Giant air conditioning units have chilled the vault to -18 Celsius (-0.4 F), a temperature at which experts say many seeds could last for 1,000 years.

Inside the concrete entrance, decorated for the opening with an ice sculpture of a polar bear, a roughly 400-foot tunnel with steel and concrete leads to three separate 32-by-88-foot chambers where the seeds will be stored.

The first 600 boxes with 11 tons (12 U.S. tons) of seed have already arrived at Svalbard from 20 seed banks around the world, Norwegian Agriculture Minister Terje Riis-Johansen said at a seminar Monday. The first 75 boxes will be carried into the vault by guests as part of the opening ceremony.

The seeds are packed in silvery foil containers - as many as 500 in each sample - and placed on blue and orange metal shelves inside the vaults. Each vault can hold 1.5 million sample packages of all types of crop seeds, from carrots to wheat.

Construction leader Magnus Bredeli-Tveiten said the vault is designed to withstand earthquakes - successfully tested by a 6.2-magnitude temblor off Svalbard last week - and even a direct nuclear strike.

Even if power systems failed, the permafrost around the vault would help keep the seeds "cold for 200 years even in the worst case climate scenario," said Fowler.

He expected the vault's life span to rival that of Egypt's ancient pyramids.

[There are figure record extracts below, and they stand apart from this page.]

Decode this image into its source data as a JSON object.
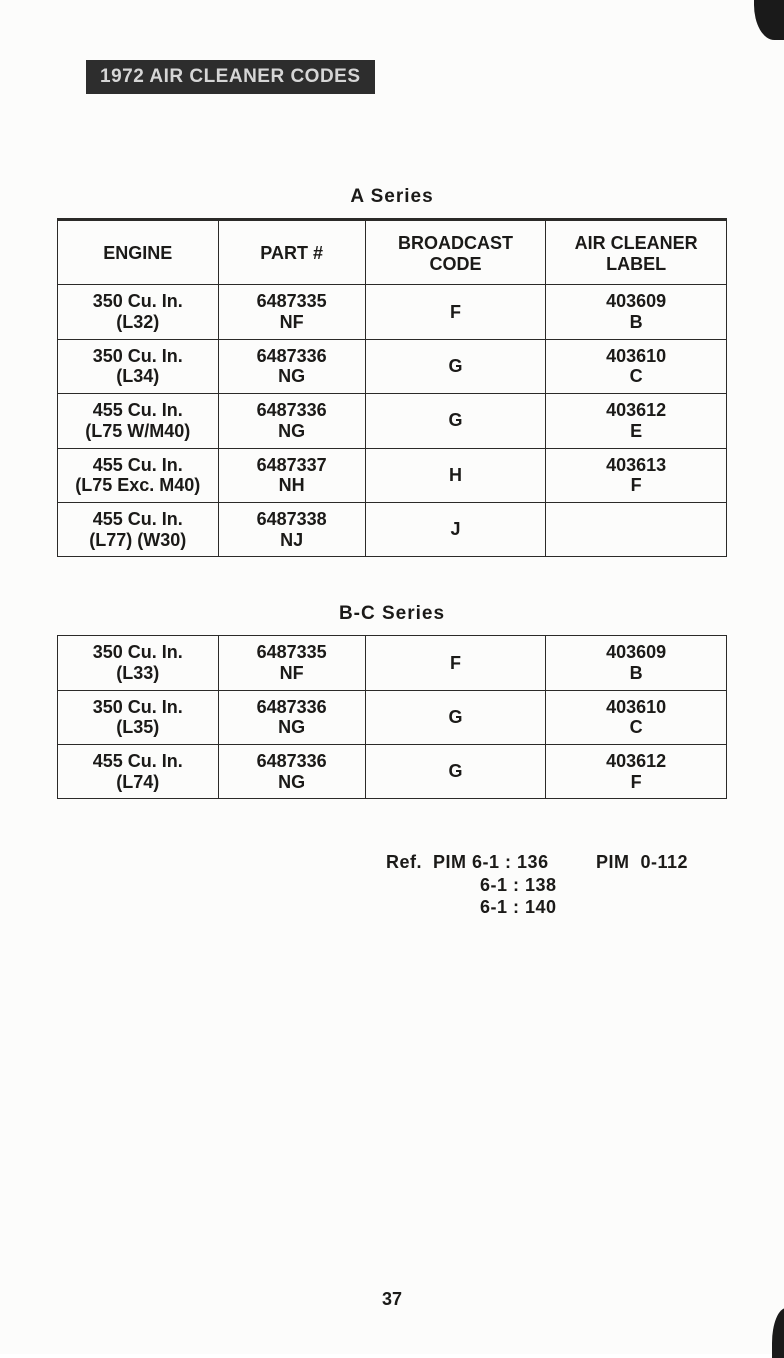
{
  "title": "1972 AIR CLEANER CODES",
  "series_a_label": "A  Series",
  "series_bc_label": "B-C Series",
  "headers": {
    "engine": "ENGINE",
    "part": "PART #",
    "code": "BROADCAST CODE",
    "label": "AIR CLEANER LABEL"
  },
  "series_a": [
    {
      "engine_l1": "350 Cu. In.",
      "engine_l2": "(L32)",
      "part_l1": "6487335",
      "part_l2": "NF",
      "code": "F",
      "label_l1": "403609",
      "label_l2": "B"
    },
    {
      "engine_l1": "350 Cu. In.",
      "engine_l2": "(L34)",
      "part_l1": "6487336",
      "part_l2": "NG",
      "code": "G",
      "label_l1": "403610",
      "label_l2": "C"
    },
    {
      "engine_l1": "455 Cu. In.",
      "engine_l2": "(L75 W/M40)",
      "part_l1": "6487336",
      "part_l2": "NG",
      "code": "G",
      "label_l1": "403612",
      "label_l2": "E"
    },
    {
      "engine_l1": "455 Cu. In.",
      "engine_l2": "(L75 Exc. M40)",
      "part_l1": "6487337",
      "part_l2": "NH",
      "code": "H",
      "label_l1": "403613",
      "label_l2": "F"
    },
    {
      "engine_l1": "455 Cu. In.",
      "engine_l2": "(L77) (W30)",
      "part_l1": "6487338",
      "part_l2": "NJ",
      "code": "J",
      "label_l1": "",
      "label_l2": ""
    }
  ],
  "series_bc": [
    {
      "engine_l1": "350 Cu. In.",
      "engine_l2": "(L33)",
      "part_l1": "6487335",
      "part_l2": "NF",
      "code": "F",
      "label_l1": "403609",
      "label_l2": "B"
    },
    {
      "engine_l1": "350 Cu. In.",
      "engine_l2": "(L35)",
      "part_l1": "6487336",
      "part_l2": "NG",
      "code": "G",
      "label_l1": "403610",
      "label_l2": "C"
    },
    {
      "engine_l1": "455 Cu. In.",
      "engine_l2": "(L74)",
      "part_l1": "6487336",
      "part_l2": "NG",
      "code": "G",
      "label_l1": "403612",
      "label_l2": "F"
    }
  ],
  "refs": {
    "prefix": "Ref.  PIM",
    "left": [
      "6-1 : 136",
      "6-1 : 138",
      "6-1 : 140"
    ],
    "right": "PIM  0-112"
  },
  "page_number": "37"
}
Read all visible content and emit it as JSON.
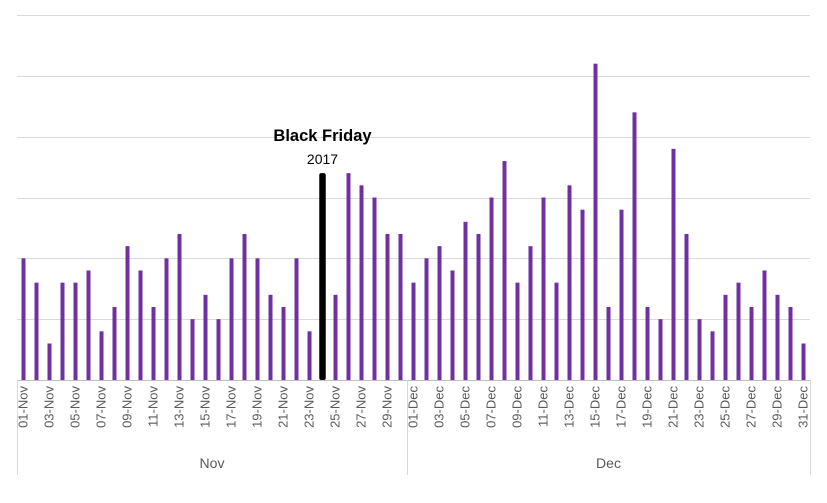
{
  "chart_data": {
    "type": "bar",
    "title": "",
    "xlabel": "",
    "ylabel": "",
    "ylim": [
      0,
      30
    ],
    "y_axis_labels_shown": false,
    "grid": true,
    "legend": "none",
    "groups": [
      {
        "label": "Nov",
        "count": 30
      },
      {
        "label": "Dec",
        "count": 31
      }
    ],
    "categories": [
      "01-Nov",
      "02-Nov",
      "03-Nov",
      "04-Nov",
      "05-Nov",
      "06-Nov",
      "07-Nov",
      "08-Nov",
      "09-Nov",
      "10-Nov",
      "11-Nov",
      "12-Nov",
      "13-Nov",
      "14-Nov",
      "15-Nov",
      "16-Nov",
      "17-Nov",
      "18-Nov",
      "19-Nov",
      "20-Nov",
      "21-Nov",
      "22-Nov",
      "23-Nov",
      "24-Nov",
      "25-Nov",
      "26-Nov",
      "27-Nov",
      "28-Nov",
      "29-Nov",
      "30-Nov",
      "01-Dec",
      "02-Dec",
      "03-Dec",
      "04-Dec",
      "05-Dec",
      "06-Dec",
      "07-Dec",
      "08-Dec",
      "09-Dec",
      "10-Dec",
      "11-Dec",
      "12-Dec",
      "13-Dec",
      "14-Dec",
      "15-Dec",
      "16-Dec",
      "17-Dec",
      "18-Dec",
      "19-Dec",
      "20-Dec",
      "21-Dec",
      "22-Dec",
      "23-Dec",
      "24-Dec",
      "25-Dec",
      "26-Dec",
      "27-Dec",
      "28-Dec",
      "29-Dec",
      "30-Dec",
      "31-Dec"
    ],
    "values": [
      10,
      8,
      3,
      8,
      8,
      9,
      4,
      6,
      11,
      9,
      6,
      10,
      12,
      5,
      7,
      5,
      10,
      12,
      10,
      7,
      6,
      10,
      4,
      17,
      7,
      17,
      16,
      15,
      12,
      12,
      8,
      10,
      11,
      9,
      13,
      12,
      15,
      18,
      8,
      11,
      15,
      8,
      16,
      14,
      26,
      6,
      14,
      22,
      6,
      5,
      19,
      12,
      5,
      4,
      7,
      8,
      6,
      9,
      7,
      6,
      3
    ],
    "bar_color": "#7030a0",
    "highlight": {
      "category": "24-Nov",
      "color": "#000000",
      "annotation_title": "Black Friday",
      "annotation_subtitle": "2017"
    }
  }
}
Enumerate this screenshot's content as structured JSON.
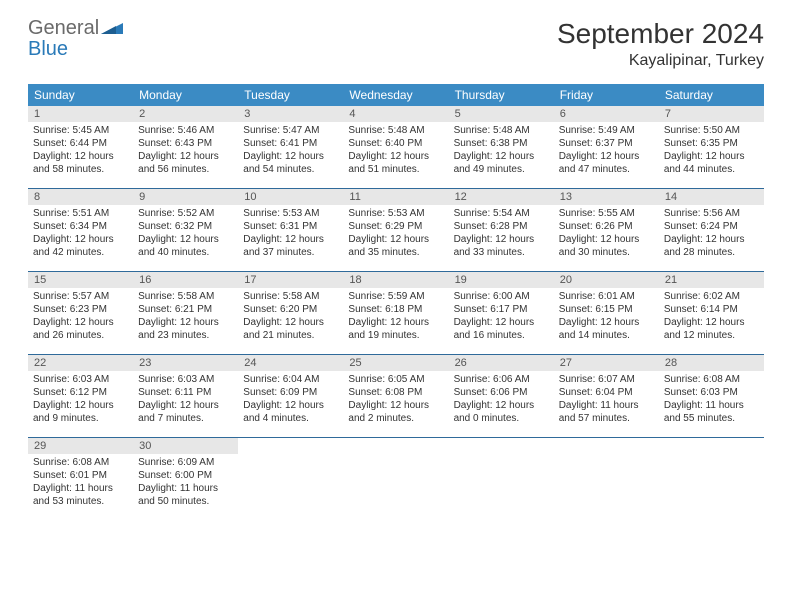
{
  "brand": {
    "word1": "General",
    "word2": "Blue",
    "color_gray": "#6a6a6a",
    "color_blue": "#2a7ab8"
  },
  "header": {
    "month_title": "September 2024",
    "location": "Kayalipinar, Turkey"
  },
  "style": {
    "header_bg": "#3b8bc4",
    "header_text": "#ffffff",
    "daynum_bg": "#e7e7e7",
    "border_color": "#2f6a9a",
    "body_text": "#333333",
    "font_size_body": 10,
    "font_size_weekday": 12,
    "font_size_title": 28,
    "font_size_location": 16
  },
  "weekdays": [
    "Sunday",
    "Monday",
    "Tuesday",
    "Wednesday",
    "Thursday",
    "Friday",
    "Saturday"
  ],
  "weeks": [
    [
      {
        "num": "1",
        "sunrise": "Sunrise: 5:45 AM",
        "sunset": "Sunset: 6:44 PM",
        "day1": "Daylight: 12 hours",
        "day2": "and 58 minutes."
      },
      {
        "num": "2",
        "sunrise": "Sunrise: 5:46 AM",
        "sunset": "Sunset: 6:43 PM",
        "day1": "Daylight: 12 hours",
        "day2": "and 56 minutes."
      },
      {
        "num": "3",
        "sunrise": "Sunrise: 5:47 AM",
        "sunset": "Sunset: 6:41 PM",
        "day1": "Daylight: 12 hours",
        "day2": "and 54 minutes."
      },
      {
        "num": "4",
        "sunrise": "Sunrise: 5:48 AM",
        "sunset": "Sunset: 6:40 PM",
        "day1": "Daylight: 12 hours",
        "day2": "and 51 minutes."
      },
      {
        "num": "5",
        "sunrise": "Sunrise: 5:48 AM",
        "sunset": "Sunset: 6:38 PM",
        "day1": "Daylight: 12 hours",
        "day2": "and 49 minutes."
      },
      {
        "num": "6",
        "sunrise": "Sunrise: 5:49 AM",
        "sunset": "Sunset: 6:37 PM",
        "day1": "Daylight: 12 hours",
        "day2": "and 47 minutes."
      },
      {
        "num": "7",
        "sunrise": "Sunrise: 5:50 AM",
        "sunset": "Sunset: 6:35 PM",
        "day1": "Daylight: 12 hours",
        "day2": "and 44 minutes."
      }
    ],
    [
      {
        "num": "8",
        "sunrise": "Sunrise: 5:51 AM",
        "sunset": "Sunset: 6:34 PM",
        "day1": "Daylight: 12 hours",
        "day2": "and 42 minutes."
      },
      {
        "num": "9",
        "sunrise": "Sunrise: 5:52 AM",
        "sunset": "Sunset: 6:32 PM",
        "day1": "Daylight: 12 hours",
        "day2": "and 40 minutes."
      },
      {
        "num": "10",
        "sunrise": "Sunrise: 5:53 AM",
        "sunset": "Sunset: 6:31 PM",
        "day1": "Daylight: 12 hours",
        "day2": "and 37 minutes."
      },
      {
        "num": "11",
        "sunrise": "Sunrise: 5:53 AM",
        "sunset": "Sunset: 6:29 PM",
        "day1": "Daylight: 12 hours",
        "day2": "and 35 minutes."
      },
      {
        "num": "12",
        "sunrise": "Sunrise: 5:54 AM",
        "sunset": "Sunset: 6:28 PM",
        "day1": "Daylight: 12 hours",
        "day2": "and 33 minutes."
      },
      {
        "num": "13",
        "sunrise": "Sunrise: 5:55 AM",
        "sunset": "Sunset: 6:26 PM",
        "day1": "Daylight: 12 hours",
        "day2": "and 30 minutes."
      },
      {
        "num": "14",
        "sunrise": "Sunrise: 5:56 AM",
        "sunset": "Sunset: 6:24 PM",
        "day1": "Daylight: 12 hours",
        "day2": "and 28 minutes."
      }
    ],
    [
      {
        "num": "15",
        "sunrise": "Sunrise: 5:57 AM",
        "sunset": "Sunset: 6:23 PM",
        "day1": "Daylight: 12 hours",
        "day2": "and 26 minutes."
      },
      {
        "num": "16",
        "sunrise": "Sunrise: 5:58 AM",
        "sunset": "Sunset: 6:21 PM",
        "day1": "Daylight: 12 hours",
        "day2": "and 23 minutes."
      },
      {
        "num": "17",
        "sunrise": "Sunrise: 5:58 AM",
        "sunset": "Sunset: 6:20 PM",
        "day1": "Daylight: 12 hours",
        "day2": "and 21 minutes."
      },
      {
        "num": "18",
        "sunrise": "Sunrise: 5:59 AM",
        "sunset": "Sunset: 6:18 PM",
        "day1": "Daylight: 12 hours",
        "day2": "and 19 minutes."
      },
      {
        "num": "19",
        "sunrise": "Sunrise: 6:00 AM",
        "sunset": "Sunset: 6:17 PM",
        "day1": "Daylight: 12 hours",
        "day2": "and 16 minutes."
      },
      {
        "num": "20",
        "sunrise": "Sunrise: 6:01 AM",
        "sunset": "Sunset: 6:15 PM",
        "day1": "Daylight: 12 hours",
        "day2": "and 14 minutes."
      },
      {
        "num": "21",
        "sunrise": "Sunrise: 6:02 AM",
        "sunset": "Sunset: 6:14 PM",
        "day1": "Daylight: 12 hours",
        "day2": "and 12 minutes."
      }
    ],
    [
      {
        "num": "22",
        "sunrise": "Sunrise: 6:03 AM",
        "sunset": "Sunset: 6:12 PM",
        "day1": "Daylight: 12 hours",
        "day2": "and 9 minutes."
      },
      {
        "num": "23",
        "sunrise": "Sunrise: 6:03 AM",
        "sunset": "Sunset: 6:11 PM",
        "day1": "Daylight: 12 hours",
        "day2": "and 7 minutes."
      },
      {
        "num": "24",
        "sunrise": "Sunrise: 6:04 AM",
        "sunset": "Sunset: 6:09 PM",
        "day1": "Daylight: 12 hours",
        "day2": "and 4 minutes."
      },
      {
        "num": "25",
        "sunrise": "Sunrise: 6:05 AM",
        "sunset": "Sunset: 6:08 PM",
        "day1": "Daylight: 12 hours",
        "day2": "and 2 minutes."
      },
      {
        "num": "26",
        "sunrise": "Sunrise: 6:06 AM",
        "sunset": "Sunset: 6:06 PM",
        "day1": "Daylight: 12 hours",
        "day2": "and 0 minutes."
      },
      {
        "num": "27",
        "sunrise": "Sunrise: 6:07 AM",
        "sunset": "Sunset: 6:04 PM",
        "day1": "Daylight: 11 hours",
        "day2": "and 57 minutes."
      },
      {
        "num": "28",
        "sunrise": "Sunrise: 6:08 AM",
        "sunset": "Sunset: 6:03 PM",
        "day1": "Daylight: 11 hours",
        "day2": "and 55 minutes."
      }
    ],
    [
      {
        "num": "29",
        "sunrise": "Sunrise: 6:08 AM",
        "sunset": "Sunset: 6:01 PM",
        "day1": "Daylight: 11 hours",
        "day2": "and 53 minutes."
      },
      {
        "num": "30",
        "sunrise": "Sunrise: 6:09 AM",
        "sunset": "Sunset: 6:00 PM",
        "day1": "Daylight: 11 hours",
        "day2": "and 50 minutes."
      },
      {
        "num": "",
        "sunrise": "",
        "sunset": "",
        "day1": "",
        "day2": ""
      },
      {
        "num": "",
        "sunrise": "",
        "sunset": "",
        "day1": "",
        "day2": ""
      },
      {
        "num": "",
        "sunrise": "",
        "sunset": "",
        "day1": "",
        "day2": ""
      },
      {
        "num": "",
        "sunrise": "",
        "sunset": "",
        "day1": "",
        "day2": ""
      },
      {
        "num": "",
        "sunrise": "",
        "sunset": "",
        "day1": "",
        "day2": ""
      }
    ]
  ]
}
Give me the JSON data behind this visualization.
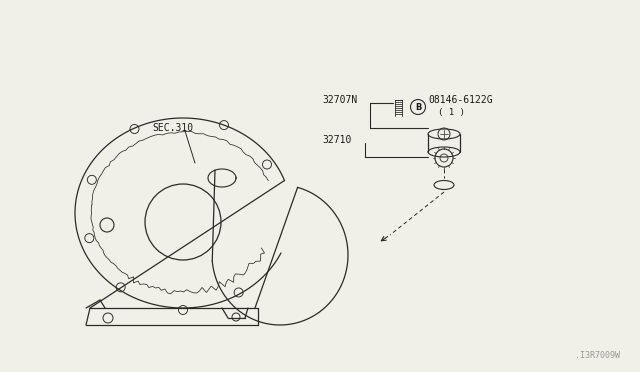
{
  "bg_color": "#f0efe8",
  "line_color": "#2a2a2a",
  "text_color": "#1a1a1a",
  "labels": {
    "sec310": "SEC.310",
    "part1": "32707N",
    "part2": "32710",
    "part3": "08146-6122G",
    "part3b": "( 1 )",
    "part3_circle": "B",
    "watermark": ".I3R7009W"
  },
  "font_size_label": 7,
  "font_size_watermark": 6
}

"So much of the value of Svalbard is that it is so far away from the dangers" that affect many other parts of the globe, Fowler said. The archipelago is about 300 miles north of the Norwegian mainland.

Other seed banks are in less protected areas. For example, war wiped out seed banks in Iraq and Afghanistan, and one in the Philippines was flooded in the wake of a typhoon in 2006. Fowler said the Svalbard bank was a like an insurance policy.

"It's like you get in your car in the morning and drive to the office. You don't expect to get into a car accident, but you buy insurance anyway," he said.

The Svalbard vault is protected by armed guards, but their rifles aren't only meant to discourage uninvited humans from coming too close.

"My job is to keep away people who aren't supposed to be here, and guard against polar bears," said seed vault worker Jimmy Olsen, who was standing outside the entrance Monday with a bear rifle slung from his shoulder. There are an estimated 3,000 polar bears on the islands.

Norway has received praise from around the world for building the seed bank.

FAO Director-General Jacques Diouf on Monday called it "one of the most innovative and impressive acts in the service of humanity."

But the world spotlight has worried some locals who treasure the isolation of the Arctic archipelago.

"We like to be here a little bit for ourselves," said Kai Tredal, 42, one of the roughly 2,000 residents of Svalbard's main town of Longyearbyen.